Ao passarmos, então, do estudo positivista da teoria do capital para o praxeológico, o erro das agregações e das diagramações sofisticadas se agiganta. Ludwig Von Mises, no seu “A Ação Humana”, comenta que: “A Economia não é, como os ignorantes positivistas repetem a toda a hora, atrasada pela falta de mensuração quantitativa. Ela não é ‘quantitativa’ porque não trabalha com dados ou variáveis constantes”. Elas obscurecem a análise das ações empreendedoras dos indivíduos, feitas geralmente na busca da redução dos custos, dos prazos, da inovação tecnológica, dos novos meios de se fazer as escolhas, da melhora da qualidade dos bens de capital e do produto final. A inutilidade dos resultados das agregações dentro da teoria de capital e dos ciclos econômicos torna-se saliente quando se analisa passo a passo as ações dos indivíduos. O maior custo das agregações, como se depreende, recai no aprendizado econômico. Os fundamentos praxeológicos deram força científica ao estudo da economia e das demais ciências sociais. Qualquer empecilho que venha a enfraquecer ou tolher a análise do emaranhado social e econômico dentro do campo da ação humana e da sua categoria universal, no tempo e no espaço, deve ser suprimido sob qualquer pretexto.

(1) Roger W. Garrisson, “Time and Money: The Macroeconomics of Capital Structure” (Routledge, Londres, 2001), traduzido e simplificado em “A MACROECONOMIA DA ESTRUTURA DE CAPITAL”, por Ubiratan Jorge Iorio (Fev/2010)

Um comentário:

vanderlicamorim disse...

É lamentável que muitos, a grande mioria dos economistas, e incluindo aí certos austríacos, não refletem para o fato que capital é um conceito que não tem contrapartida com o universo físico.

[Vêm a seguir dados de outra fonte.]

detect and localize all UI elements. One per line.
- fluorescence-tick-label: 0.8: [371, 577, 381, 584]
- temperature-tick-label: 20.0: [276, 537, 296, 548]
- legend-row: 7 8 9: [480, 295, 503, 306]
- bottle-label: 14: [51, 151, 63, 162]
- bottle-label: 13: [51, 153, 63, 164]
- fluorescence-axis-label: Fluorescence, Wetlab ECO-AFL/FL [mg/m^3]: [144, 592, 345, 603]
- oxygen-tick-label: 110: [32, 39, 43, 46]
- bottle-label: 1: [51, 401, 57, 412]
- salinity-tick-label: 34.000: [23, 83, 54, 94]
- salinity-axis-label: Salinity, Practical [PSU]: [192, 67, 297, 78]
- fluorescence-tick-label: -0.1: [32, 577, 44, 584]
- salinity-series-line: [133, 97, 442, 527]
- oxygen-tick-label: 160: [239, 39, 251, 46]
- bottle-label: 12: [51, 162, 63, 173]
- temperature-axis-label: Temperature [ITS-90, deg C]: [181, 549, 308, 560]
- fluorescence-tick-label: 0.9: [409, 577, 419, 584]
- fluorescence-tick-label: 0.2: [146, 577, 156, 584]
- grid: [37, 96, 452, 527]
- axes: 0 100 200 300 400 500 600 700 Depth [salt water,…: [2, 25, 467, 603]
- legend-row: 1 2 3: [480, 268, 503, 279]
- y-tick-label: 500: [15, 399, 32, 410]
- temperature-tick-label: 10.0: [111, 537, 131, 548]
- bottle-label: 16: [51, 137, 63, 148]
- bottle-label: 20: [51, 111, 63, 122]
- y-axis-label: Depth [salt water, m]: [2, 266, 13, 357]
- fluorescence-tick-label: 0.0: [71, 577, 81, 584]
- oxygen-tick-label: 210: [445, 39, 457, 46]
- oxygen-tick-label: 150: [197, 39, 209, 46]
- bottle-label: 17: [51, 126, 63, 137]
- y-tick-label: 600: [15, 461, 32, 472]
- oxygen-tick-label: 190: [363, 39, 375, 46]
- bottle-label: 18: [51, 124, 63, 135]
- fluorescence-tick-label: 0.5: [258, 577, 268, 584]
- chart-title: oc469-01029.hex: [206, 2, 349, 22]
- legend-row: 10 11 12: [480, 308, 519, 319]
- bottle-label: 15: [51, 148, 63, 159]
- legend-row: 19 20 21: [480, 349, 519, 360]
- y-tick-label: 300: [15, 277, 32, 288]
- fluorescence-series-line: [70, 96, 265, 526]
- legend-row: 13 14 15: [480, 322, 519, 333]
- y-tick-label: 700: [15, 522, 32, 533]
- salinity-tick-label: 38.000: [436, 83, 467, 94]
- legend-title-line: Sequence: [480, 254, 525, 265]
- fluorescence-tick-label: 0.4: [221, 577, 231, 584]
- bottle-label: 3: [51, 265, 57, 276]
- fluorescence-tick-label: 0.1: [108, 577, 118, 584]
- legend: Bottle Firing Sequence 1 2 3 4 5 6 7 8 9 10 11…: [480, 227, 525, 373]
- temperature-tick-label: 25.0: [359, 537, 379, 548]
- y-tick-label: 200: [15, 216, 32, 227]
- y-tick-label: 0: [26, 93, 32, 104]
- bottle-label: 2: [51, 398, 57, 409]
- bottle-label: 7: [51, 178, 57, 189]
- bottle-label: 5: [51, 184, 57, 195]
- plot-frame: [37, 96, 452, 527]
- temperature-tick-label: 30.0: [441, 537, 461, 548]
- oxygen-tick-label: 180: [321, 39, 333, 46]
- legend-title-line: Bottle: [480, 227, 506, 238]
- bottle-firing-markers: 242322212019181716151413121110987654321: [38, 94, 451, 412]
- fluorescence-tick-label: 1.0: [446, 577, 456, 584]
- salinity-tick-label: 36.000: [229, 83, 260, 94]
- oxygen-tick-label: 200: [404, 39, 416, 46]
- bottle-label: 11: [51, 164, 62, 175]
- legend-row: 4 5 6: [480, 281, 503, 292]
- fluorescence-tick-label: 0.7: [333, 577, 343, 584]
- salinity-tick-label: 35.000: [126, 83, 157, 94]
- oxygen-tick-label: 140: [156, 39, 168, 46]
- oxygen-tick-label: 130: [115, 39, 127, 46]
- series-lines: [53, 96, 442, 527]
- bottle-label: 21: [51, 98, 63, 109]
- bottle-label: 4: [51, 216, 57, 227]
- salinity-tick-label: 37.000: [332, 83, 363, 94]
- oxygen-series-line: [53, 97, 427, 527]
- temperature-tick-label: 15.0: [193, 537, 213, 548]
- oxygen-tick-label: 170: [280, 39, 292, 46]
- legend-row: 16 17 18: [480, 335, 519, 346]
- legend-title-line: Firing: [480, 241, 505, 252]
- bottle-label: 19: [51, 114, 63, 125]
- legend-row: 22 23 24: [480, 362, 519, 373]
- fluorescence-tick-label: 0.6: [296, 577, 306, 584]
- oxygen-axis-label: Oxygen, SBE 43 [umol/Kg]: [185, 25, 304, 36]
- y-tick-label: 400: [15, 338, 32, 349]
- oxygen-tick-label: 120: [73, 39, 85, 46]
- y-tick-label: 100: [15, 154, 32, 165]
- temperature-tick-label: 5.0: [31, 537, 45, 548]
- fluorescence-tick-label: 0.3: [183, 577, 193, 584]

Ou seja, que em si não existe. Só existe na mente do homem quando este planeja objetivando o lucro e em um ambiente de mercado. Não conseguem compreender que o capital é tão somente um instrumento do cálculo economico e que em nenhum momento tem existencia própria e independente. Eles não conseguem compreender esta sutileza e passam a perseguir um conceito de capital que as vezes se confundem com bens de capital, quando não em algo completamente incompreensível expresso por graficos e fórmulas tão ao gosto dos positivistas.